Auteur de longs-métrages chocs à haute teneur sociale, n’hésitant pas à s’emparer des codes du cinéma de genre (comme le polar avec The Major en 2013) afin de poser un regard acerbe sur la Russie contemporaine, Yuri Bykov signe après quatre ans d’absence, un retour fracassant avec Factory. Le film conte l’histoire d’un ouvrier, surnommé « Le Gris », réunissant cinq de ses collègues afin d’organiser le kidnapping de leur patron, juste après l’annonce par ce dernier de la fermeture de leur usine.

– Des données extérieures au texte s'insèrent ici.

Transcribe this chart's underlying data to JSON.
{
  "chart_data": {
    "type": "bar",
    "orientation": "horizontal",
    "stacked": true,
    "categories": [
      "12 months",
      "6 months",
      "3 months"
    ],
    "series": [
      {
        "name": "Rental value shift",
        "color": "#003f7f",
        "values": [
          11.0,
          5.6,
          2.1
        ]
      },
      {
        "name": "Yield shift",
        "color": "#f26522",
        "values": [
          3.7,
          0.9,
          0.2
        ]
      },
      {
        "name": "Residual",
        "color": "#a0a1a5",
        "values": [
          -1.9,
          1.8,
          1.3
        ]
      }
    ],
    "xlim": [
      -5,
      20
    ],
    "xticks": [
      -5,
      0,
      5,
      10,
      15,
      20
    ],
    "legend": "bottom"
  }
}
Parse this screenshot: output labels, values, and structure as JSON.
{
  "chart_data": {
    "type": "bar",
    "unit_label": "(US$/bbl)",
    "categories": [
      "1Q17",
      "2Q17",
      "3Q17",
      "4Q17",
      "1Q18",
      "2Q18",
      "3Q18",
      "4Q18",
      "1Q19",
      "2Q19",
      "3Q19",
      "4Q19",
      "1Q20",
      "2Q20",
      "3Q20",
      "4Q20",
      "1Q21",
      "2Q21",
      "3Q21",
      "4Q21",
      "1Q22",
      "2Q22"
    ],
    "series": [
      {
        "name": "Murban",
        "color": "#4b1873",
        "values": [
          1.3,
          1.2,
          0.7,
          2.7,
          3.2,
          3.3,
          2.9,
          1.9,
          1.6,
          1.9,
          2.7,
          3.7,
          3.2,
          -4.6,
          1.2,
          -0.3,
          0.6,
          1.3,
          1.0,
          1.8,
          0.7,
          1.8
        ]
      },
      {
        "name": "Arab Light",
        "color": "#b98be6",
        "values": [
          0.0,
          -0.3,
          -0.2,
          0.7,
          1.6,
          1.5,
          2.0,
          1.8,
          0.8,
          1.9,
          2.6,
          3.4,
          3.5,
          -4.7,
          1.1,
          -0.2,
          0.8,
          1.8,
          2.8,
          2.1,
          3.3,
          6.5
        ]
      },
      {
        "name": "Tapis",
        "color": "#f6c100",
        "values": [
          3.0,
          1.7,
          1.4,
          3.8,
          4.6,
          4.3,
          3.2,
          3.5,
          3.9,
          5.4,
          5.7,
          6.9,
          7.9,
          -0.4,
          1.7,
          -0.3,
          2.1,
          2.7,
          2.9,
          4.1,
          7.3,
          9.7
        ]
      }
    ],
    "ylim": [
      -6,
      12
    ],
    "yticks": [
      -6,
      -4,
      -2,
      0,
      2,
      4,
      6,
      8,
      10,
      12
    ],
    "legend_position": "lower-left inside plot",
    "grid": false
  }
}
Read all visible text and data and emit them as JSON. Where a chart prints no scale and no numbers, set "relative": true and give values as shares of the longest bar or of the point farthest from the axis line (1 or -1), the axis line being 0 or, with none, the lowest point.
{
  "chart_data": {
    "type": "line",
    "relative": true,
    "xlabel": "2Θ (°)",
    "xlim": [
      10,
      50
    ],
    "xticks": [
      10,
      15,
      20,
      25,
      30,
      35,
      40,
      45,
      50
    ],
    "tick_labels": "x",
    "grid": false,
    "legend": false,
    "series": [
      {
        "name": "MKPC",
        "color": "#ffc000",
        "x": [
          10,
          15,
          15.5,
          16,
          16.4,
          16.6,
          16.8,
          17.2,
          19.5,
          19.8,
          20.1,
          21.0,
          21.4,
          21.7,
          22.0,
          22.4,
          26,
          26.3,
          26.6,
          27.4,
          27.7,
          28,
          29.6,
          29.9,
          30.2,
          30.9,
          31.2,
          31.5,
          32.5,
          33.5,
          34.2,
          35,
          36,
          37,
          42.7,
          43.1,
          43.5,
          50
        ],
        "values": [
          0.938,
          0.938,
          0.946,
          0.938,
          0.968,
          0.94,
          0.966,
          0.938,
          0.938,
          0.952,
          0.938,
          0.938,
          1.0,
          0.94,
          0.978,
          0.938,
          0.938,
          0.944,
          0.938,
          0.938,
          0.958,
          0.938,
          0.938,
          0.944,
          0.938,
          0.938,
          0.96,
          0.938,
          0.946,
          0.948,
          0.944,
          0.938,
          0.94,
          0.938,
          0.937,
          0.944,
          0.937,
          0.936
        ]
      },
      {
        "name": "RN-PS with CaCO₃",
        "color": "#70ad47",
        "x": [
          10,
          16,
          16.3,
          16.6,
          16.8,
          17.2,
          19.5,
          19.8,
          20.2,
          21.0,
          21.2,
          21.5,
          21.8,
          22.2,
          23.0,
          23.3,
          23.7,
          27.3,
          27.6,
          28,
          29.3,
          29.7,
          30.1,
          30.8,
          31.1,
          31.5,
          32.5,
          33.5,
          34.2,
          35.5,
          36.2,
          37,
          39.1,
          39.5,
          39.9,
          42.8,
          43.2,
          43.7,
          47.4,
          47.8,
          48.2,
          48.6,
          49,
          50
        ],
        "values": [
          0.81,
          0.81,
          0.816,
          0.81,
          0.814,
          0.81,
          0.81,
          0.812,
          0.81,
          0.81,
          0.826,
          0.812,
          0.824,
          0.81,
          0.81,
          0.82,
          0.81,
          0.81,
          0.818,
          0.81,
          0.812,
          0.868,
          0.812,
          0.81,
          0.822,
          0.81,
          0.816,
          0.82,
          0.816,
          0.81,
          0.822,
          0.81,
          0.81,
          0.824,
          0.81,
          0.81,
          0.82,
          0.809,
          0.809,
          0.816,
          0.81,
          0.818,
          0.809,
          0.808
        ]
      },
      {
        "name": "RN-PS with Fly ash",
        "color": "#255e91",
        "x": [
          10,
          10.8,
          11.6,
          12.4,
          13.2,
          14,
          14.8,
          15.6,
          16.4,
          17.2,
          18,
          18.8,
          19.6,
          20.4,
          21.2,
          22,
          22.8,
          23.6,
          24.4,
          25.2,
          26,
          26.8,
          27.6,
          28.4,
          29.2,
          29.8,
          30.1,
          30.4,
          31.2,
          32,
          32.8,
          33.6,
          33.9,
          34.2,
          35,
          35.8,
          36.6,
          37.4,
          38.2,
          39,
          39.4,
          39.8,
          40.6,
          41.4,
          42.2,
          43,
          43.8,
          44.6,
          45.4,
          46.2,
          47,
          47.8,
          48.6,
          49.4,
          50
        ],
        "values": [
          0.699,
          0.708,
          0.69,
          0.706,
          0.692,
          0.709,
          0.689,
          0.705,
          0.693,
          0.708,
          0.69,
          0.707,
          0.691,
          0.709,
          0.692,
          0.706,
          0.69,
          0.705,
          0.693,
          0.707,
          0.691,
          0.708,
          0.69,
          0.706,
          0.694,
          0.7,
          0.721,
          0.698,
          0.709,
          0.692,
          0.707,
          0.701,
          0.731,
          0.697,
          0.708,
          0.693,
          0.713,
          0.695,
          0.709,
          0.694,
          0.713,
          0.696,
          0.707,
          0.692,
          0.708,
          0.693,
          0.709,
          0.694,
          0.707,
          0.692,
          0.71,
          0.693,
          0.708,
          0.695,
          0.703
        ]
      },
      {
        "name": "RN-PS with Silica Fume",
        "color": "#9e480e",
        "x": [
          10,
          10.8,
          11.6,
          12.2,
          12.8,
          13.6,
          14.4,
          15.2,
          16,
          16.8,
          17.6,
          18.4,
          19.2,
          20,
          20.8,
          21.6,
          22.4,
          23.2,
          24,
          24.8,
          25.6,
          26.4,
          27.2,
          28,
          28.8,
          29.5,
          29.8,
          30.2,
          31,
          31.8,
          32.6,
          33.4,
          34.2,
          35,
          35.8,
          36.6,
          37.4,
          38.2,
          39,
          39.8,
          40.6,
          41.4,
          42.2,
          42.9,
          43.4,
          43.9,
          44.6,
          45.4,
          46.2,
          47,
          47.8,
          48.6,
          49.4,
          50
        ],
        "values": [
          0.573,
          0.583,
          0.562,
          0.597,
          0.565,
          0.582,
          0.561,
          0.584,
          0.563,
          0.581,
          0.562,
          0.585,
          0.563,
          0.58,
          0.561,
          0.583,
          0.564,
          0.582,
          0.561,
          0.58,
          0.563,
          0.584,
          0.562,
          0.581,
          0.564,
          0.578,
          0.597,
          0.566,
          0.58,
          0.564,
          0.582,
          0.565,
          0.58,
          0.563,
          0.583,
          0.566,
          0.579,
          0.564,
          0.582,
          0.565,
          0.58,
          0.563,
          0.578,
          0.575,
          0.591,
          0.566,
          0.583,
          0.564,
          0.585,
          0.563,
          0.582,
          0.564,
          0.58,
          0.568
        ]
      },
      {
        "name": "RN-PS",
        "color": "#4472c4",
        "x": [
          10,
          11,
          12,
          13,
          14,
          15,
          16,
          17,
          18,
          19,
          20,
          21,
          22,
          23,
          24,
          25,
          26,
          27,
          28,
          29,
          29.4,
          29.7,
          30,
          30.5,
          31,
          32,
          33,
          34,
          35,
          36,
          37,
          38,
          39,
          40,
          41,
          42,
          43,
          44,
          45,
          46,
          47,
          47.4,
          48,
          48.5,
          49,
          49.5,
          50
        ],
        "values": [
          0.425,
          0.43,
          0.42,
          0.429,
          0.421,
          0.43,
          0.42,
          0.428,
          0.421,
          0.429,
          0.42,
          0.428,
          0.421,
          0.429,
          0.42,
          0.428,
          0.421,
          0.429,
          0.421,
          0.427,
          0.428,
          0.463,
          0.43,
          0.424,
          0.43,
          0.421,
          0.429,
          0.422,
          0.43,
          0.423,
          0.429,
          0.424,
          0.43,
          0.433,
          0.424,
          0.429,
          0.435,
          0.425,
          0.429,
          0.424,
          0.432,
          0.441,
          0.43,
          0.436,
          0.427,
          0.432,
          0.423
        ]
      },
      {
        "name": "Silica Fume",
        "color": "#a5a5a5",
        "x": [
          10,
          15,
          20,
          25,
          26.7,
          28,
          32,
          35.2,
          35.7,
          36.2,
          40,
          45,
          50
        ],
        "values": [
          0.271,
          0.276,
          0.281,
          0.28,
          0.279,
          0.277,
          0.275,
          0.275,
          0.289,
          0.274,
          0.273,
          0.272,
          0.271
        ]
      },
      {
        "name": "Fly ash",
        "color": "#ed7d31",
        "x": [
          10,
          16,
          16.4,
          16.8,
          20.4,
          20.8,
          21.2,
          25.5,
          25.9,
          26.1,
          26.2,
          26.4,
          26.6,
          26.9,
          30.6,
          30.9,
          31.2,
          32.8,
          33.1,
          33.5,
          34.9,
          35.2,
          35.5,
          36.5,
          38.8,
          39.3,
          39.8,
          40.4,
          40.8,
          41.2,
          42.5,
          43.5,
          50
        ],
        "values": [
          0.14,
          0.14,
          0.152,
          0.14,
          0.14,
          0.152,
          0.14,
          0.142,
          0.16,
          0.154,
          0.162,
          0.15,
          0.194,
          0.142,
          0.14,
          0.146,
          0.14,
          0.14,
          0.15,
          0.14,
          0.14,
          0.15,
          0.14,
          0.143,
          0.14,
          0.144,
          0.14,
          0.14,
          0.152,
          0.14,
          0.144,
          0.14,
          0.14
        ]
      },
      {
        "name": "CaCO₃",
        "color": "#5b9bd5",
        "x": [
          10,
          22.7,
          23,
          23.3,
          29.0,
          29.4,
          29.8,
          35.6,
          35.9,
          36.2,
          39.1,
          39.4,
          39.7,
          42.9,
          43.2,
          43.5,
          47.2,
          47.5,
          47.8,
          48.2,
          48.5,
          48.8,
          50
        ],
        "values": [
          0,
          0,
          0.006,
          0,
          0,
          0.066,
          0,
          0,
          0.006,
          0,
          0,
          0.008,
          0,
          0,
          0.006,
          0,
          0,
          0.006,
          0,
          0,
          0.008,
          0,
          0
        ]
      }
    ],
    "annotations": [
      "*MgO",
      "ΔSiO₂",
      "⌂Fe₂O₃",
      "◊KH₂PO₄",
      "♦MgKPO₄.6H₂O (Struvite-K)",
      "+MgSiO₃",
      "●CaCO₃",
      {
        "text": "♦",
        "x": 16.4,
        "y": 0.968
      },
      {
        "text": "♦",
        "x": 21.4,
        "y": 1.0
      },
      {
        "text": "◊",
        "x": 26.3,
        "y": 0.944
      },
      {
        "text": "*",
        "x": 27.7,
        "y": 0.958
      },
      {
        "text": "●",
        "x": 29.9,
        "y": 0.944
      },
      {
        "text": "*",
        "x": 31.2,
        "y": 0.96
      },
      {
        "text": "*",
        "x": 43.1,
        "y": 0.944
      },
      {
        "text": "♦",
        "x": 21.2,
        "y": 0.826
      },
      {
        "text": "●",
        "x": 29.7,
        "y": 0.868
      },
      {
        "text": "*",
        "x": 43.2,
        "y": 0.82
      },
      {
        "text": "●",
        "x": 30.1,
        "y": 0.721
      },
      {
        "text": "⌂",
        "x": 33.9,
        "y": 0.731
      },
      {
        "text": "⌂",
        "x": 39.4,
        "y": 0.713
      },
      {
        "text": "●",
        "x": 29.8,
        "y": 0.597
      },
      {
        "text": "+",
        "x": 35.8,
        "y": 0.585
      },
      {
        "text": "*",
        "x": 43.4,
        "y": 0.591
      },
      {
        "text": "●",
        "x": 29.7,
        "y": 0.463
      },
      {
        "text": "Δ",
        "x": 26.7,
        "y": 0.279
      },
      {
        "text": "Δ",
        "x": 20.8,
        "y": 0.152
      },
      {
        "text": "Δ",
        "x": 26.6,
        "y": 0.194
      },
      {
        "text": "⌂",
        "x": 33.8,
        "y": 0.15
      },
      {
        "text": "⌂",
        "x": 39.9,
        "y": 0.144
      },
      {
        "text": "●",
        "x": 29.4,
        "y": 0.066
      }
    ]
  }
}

Entre maladresses et trahisons, l’opération ne se déroulera pas comme prévu…
Un plan large sur un champ désert à perte de vue, au loin les néons d’une ville sous la lumière froide du petit matin et la silhouette massive d’un homme qui marche seul sur une route en direction de la caméra (image qui trouvera son négatif bouleversant lors des derniers instants du film). En quelques secondes, Bykov iconise son héros borgne et charismatique (interprété par Denis Shvedov, fidèle du cinéaste), en l’inscrivant dans une imagerie issue du western, dont les motifs imprègnent tout le long-métrage. L’usine, massive, dominant le paysage et écrasant tous les personnages lorsque sa façade est dans le cadre, évoque un Fort Alamo moderne, le protagoniste taiseux et mystérieux (dont le passé n’est abordé qu’à travers ses cicatrices), solitaire et presque misanthrope (il refuse de prendre le bus avec les autres ouvriers, qu’il juge trop bruyants), se révèle un « homme sans nom » parfaitement Léonien. Ses complices quant à eux (appelés seulement par leurs pseudonymes au départ), scrutant Kalouguine, leur patron, lorsqu’il pénètre les lieux comme si un pistolero ennemi avait poussé la porte du saloon, se posent en Horde Sauvage revue et corrigée par Ken Loach. L’ombre du chef-d’œuvre de Sam Peckinpah se faisant également sentir lors d’un final au nihilisme désespéré dans lequel seuls demeurent les cris des corbeaux. Si Rio Bravo est cité lors d’une ultime scène d’assaut, le réalisateur ne se cantonne pas à l’Ouest sauvage mais nourrit Factory de diverses influences, le faisant sortir des ornières du drame social pour se frotter aussi bien au film de braquage, qu’au thriller urbain cher à Michael Mann, comme en témoignent ces scènes de suspens en huis clos autour du payement de la rançon demandée.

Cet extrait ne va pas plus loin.